Serve essere garantisti anche con Assange

Redazione

Democrazia vuol dire riservare un trattamento equo anche ai nemici della democrazia

I giudici dell’Alta corte di Londra hanno rinviato al 20 maggio il verdetto sull’estradizione di Julian Assange, il fondatore di Wikileaks, accusato dagli Stati Uniti di aver violato il National Espionage Act, la legge nazionale sullo spionaggio, e di aver diffuso documenti segreti mettendo a rischio la vita di un gran numero di persone. Su Assange, negli Stati Uniti, pendono diciotto capi di imputazione, la condanna può arrivare a 175 anni di carcere, ma attualmente è detenuto in un carcere di massima sicurezza a Belmarsh, in Gran Bretagna. Le autorità britanniche lo arrestarono nel 2019, in quel periodo Assange si trovava nell’ambasciata dell’Ecuador, dove aveva goduto per sette anni dell’immunità diplomatica.

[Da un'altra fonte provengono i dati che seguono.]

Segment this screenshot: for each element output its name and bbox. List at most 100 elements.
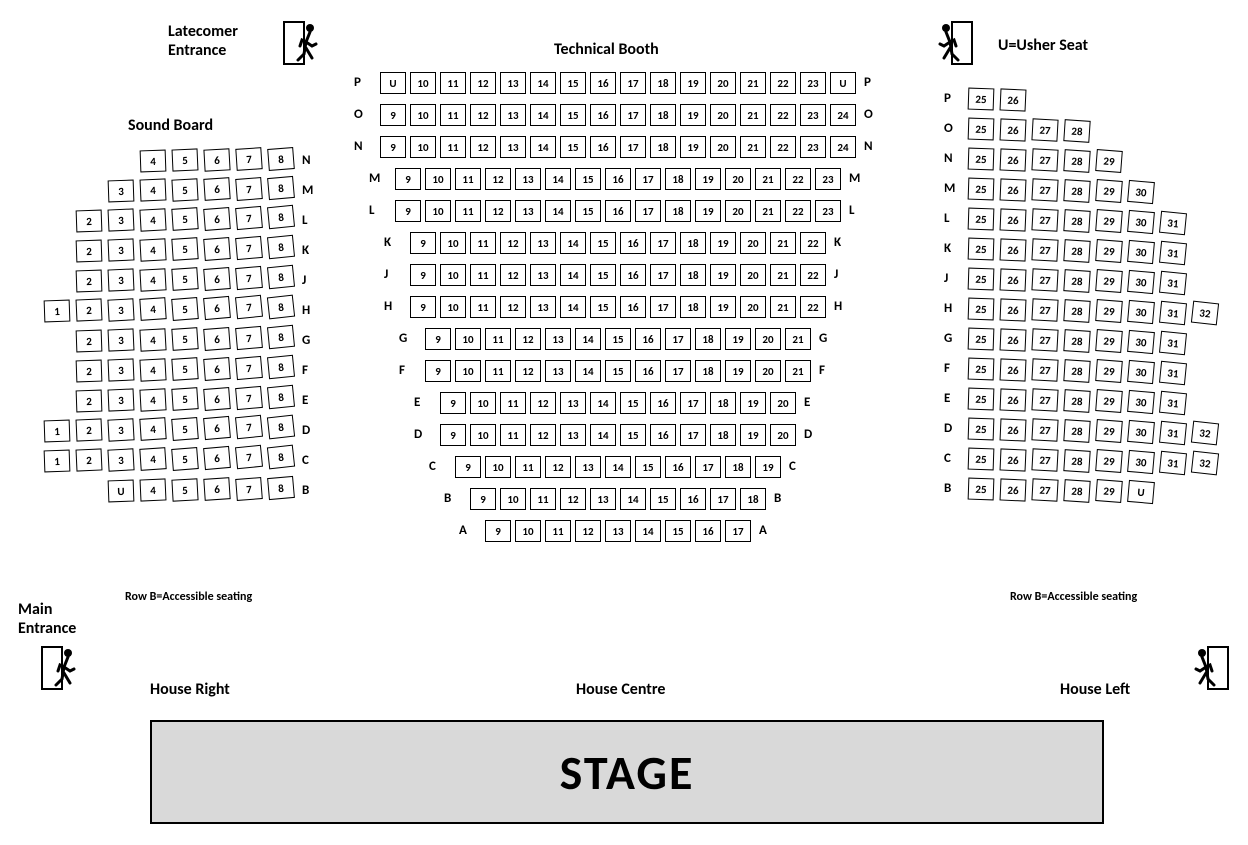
seat-right-L-6[interactable]: 6	[203, 207, 231, 231]
seat-left-K-29[interactable]: 29	[1095, 239, 1123, 263]
seat-right-B-7[interactable]: 7	[235, 477, 263, 501]
seat-right-L-4[interactable]: 4	[139, 208, 166, 231]
seat-right-L-2[interactable]: 2	[76, 210, 103, 233]
seat-centre-M-16[interactable]: 16	[605, 168, 631, 190]
seat-centre-J-18[interactable]: 18	[680, 264, 706, 286]
seat-centre-F-10[interactable]: 10	[455, 360, 481, 382]
seat-centre-C-15[interactable]: 15	[635, 456, 661, 478]
seat-left-G-29[interactable]: 29	[1095, 329, 1123, 353]
seat-right-F-8[interactable]: 8	[267, 355, 295, 379]
seat-right-N-7[interactable]: 7	[235, 147, 262, 171]
seat-centre-M-12[interactable]: 12	[485, 168, 511, 190]
seat-right-H-4[interactable]: 4	[139, 297, 166, 321]
seat-centre-H-21[interactable]: 21	[770, 296, 796, 318]
seat-centre-N-24[interactable]: 24	[830, 136, 856, 158]
seat-centre-L-21[interactable]: 21	[755, 200, 781, 222]
seat-left-C-26[interactable]: 26	[1000, 448, 1027, 471]
seat-centre-L-14[interactable]: 14	[545, 200, 571, 222]
seat-left-H-27[interactable]: 27	[1031, 298, 1058, 321]
seat-right-L-8[interactable]: 8	[267, 205, 295, 229]
seat-centre-G-12[interactable]: 12	[515, 328, 541, 350]
seat-centre-H-9[interactable]: 9	[410, 296, 436, 318]
seat-right-N-5[interactable]: 5	[172, 149, 199, 172]
seat-left-K-25[interactable]: 25	[968, 238, 995, 261]
seat-left-C-29[interactable]: 29	[1095, 449, 1123, 473]
seat-right-G-5[interactable]: 5	[171, 327, 198, 351]
seat-centre-D-10[interactable]: 10	[470, 424, 496, 446]
seat-right-J-8[interactable]: 8	[267, 265, 295, 289]
seat-centre-N-22[interactable]: 22	[770, 136, 796, 158]
seat-centre-K-19[interactable]: 19	[710, 232, 736, 254]
seat-centre-M-13[interactable]: 13	[515, 168, 541, 190]
seat-centre-B-13[interactable]: 13	[590, 488, 616, 510]
seat-centre-J-22[interactable]: 22	[800, 264, 826, 286]
seat-right-H-1[interactable]: 1	[44, 300, 71, 323]
seat-right-M-5[interactable]: 5	[171, 178, 198, 201]
seat-centre-E-10[interactable]: 10	[470, 392, 496, 414]
seat-centre-B-10[interactable]: 10	[500, 488, 526, 510]
seat-centre-F-11[interactable]: 11	[485, 360, 511, 382]
seat-centre-C-18[interactable]: 18	[725, 456, 751, 478]
seat-centre-G-18[interactable]: 18	[695, 328, 721, 350]
seat-left-J-30[interactable]: 30	[1127, 270, 1155, 294]
seat-left-E-31[interactable]: 31	[1159, 390, 1187, 414]
seat-centre-M-18[interactable]: 18	[665, 168, 691, 190]
seat-centre-E-9[interactable]: 9	[440, 392, 466, 414]
seat-right-C-7[interactable]: 7	[235, 445, 263, 469]
seat-centre-B-18[interactable]: 18	[740, 488, 766, 510]
seat-centre-A-17[interactable]: 17	[725, 520, 751, 542]
seat-centre-D-18[interactable]: 18	[710, 424, 736, 446]
seat-centre-C-19[interactable]: 19	[755, 456, 781, 478]
seat-centre-P-13[interactable]: 13	[500, 72, 526, 94]
seat-right-F-3[interactable]: 3	[108, 359, 135, 382]
seat-centre-L-23[interactable]: 23	[815, 200, 841, 222]
seat-left-F-25[interactable]: 25	[968, 358, 995, 381]
seat-left-E-29[interactable]: 29	[1095, 389, 1123, 413]
seat-left-K-31[interactable]: 31	[1159, 240, 1187, 264]
seat-left-C-32[interactable]: 32	[1191, 451, 1219, 476]
seat-right-M-3[interactable]: 3	[108, 180, 135, 203]
seat-left-C-28[interactable]: 28	[1063, 449, 1090, 473]
seat-centre-H-10[interactable]: 10	[440, 296, 466, 318]
seat-left-J-26[interactable]: 26	[1000, 268, 1027, 291]
seat-left-G-26[interactable]: 26	[1000, 328, 1027, 351]
seat-left-K-30[interactable]: 30	[1127, 240, 1155, 264]
seat-centre-P-19[interactable]: 19	[680, 72, 706, 94]
seat-centre-O-21[interactable]: 21	[740, 104, 766, 126]
seat-left-G-27[interactable]: 27	[1031, 328, 1058, 351]
seat-centre-G-21[interactable]: 21	[785, 328, 811, 350]
seat-centre-F-13[interactable]: 13	[545, 360, 571, 382]
seat-centre-N-17[interactable]: 17	[620, 136, 646, 158]
seat-right-B-U[interactable]: U	[108, 480, 135, 503]
seat-centre-D-15[interactable]: 15	[620, 424, 646, 446]
seat-left-H-30[interactable]: 30	[1127, 300, 1155, 324]
seat-left-N-29[interactable]: 29	[1095, 149, 1123, 173]
seat-centre-C-16[interactable]: 16	[665, 456, 691, 478]
seat-right-G-2[interactable]: 2	[76, 330, 103, 353]
seat-right-H-3[interactable]: 3	[107, 298, 134, 321]
seat-right-C-1[interactable]: 1	[44, 450, 71, 473]
seat-centre-B-11[interactable]: 11	[530, 488, 556, 510]
seat-centre-A-11[interactable]: 11	[545, 520, 571, 542]
seat-left-B-27[interactable]: 27	[1031, 478, 1058, 501]
seat-left-C-30[interactable]: 30	[1127, 450, 1155, 474]
seat-left-D-30[interactable]: 30	[1127, 420, 1155, 444]
seat-right-F-2[interactable]: 2	[76, 360, 103, 383]
seat-right-N-4[interactable]: 4	[140, 150, 167, 173]
seat-centre-E-18[interactable]: 18	[710, 392, 736, 414]
seat-left-C-31[interactable]: 31	[1159, 450, 1187, 474]
seat-left-H-28[interactable]: 28	[1063, 299, 1090, 323]
seat-centre-K-13[interactable]: 13	[530, 232, 556, 254]
seat-left-G-30[interactable]: 30	[1127, 330, 1155, 354]
seat-right-E-2[interactable]: 2	[76, 390, 103, 413]
seat-centre-N-13[interactable]: 13	[500, 136, 526, 158]
seat-centre-H-15[interactable]: 15	[590, 296, 616, 318]
seat-centre-D-14[interactable]: 14	[590, 424, 616, 446]
seat-left-C-25[interactable]: 25	[968, 448, 995, 471]
seat-centre-O-12[interactable]: 12	[470, 104, 496, 126]
seat-right-E-3[interactable]: 3	[108, 389, 135, 412]
seat-centre-H-22[interactable]: 22	[800, 296, 826, 318]
seat-centre-E-20[interactable]: 20	[770, 392, 796, 414]
seat-centre-H-18[interactable]: 18	[680, 296, 706, 318]
seat-right-H-6[interactable]: 6	[203, 296, 231, 320]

Adesso, la Corte britannica ha concesso l’appello contro l’estradizione e ha chiesto agli Stati Uniti di fornire alcune garanzie in caso il detenuto venga consegnato alla giustizia americana. I giudici hanno dato a Washington tre settimane per assicurare che, se sarà estradato, Assange non rischierà la pena di morte e saranno rispettati i princìpi del Primo emendamento sulla libertà di parola. La decisione dei giudici britannici mostra quanto sia dettagliata e precisa la giustizia di Londra e pone fine a tutto le lamentele vittimistiche di coloro che hanno deciso di rendere Julian Assange il simbolo della libertà di informazione. Nel caso di Assange si è parlato di trattamenti disumani, si è messo in dubbio il valore della democrazia britannica, la sua capacità di prendere una decisione nel rispetto dei diritti di un detenuto. La sentenza dei giudici di Londra toglie ogni argomento a chi chiama Assange vittima o martire. Vale tanto per i dubbiosi in buona fede, quanto per  i piagnistei e le isterie di chi confonde, in mala fede, le democrazie con i regimi e viceversa.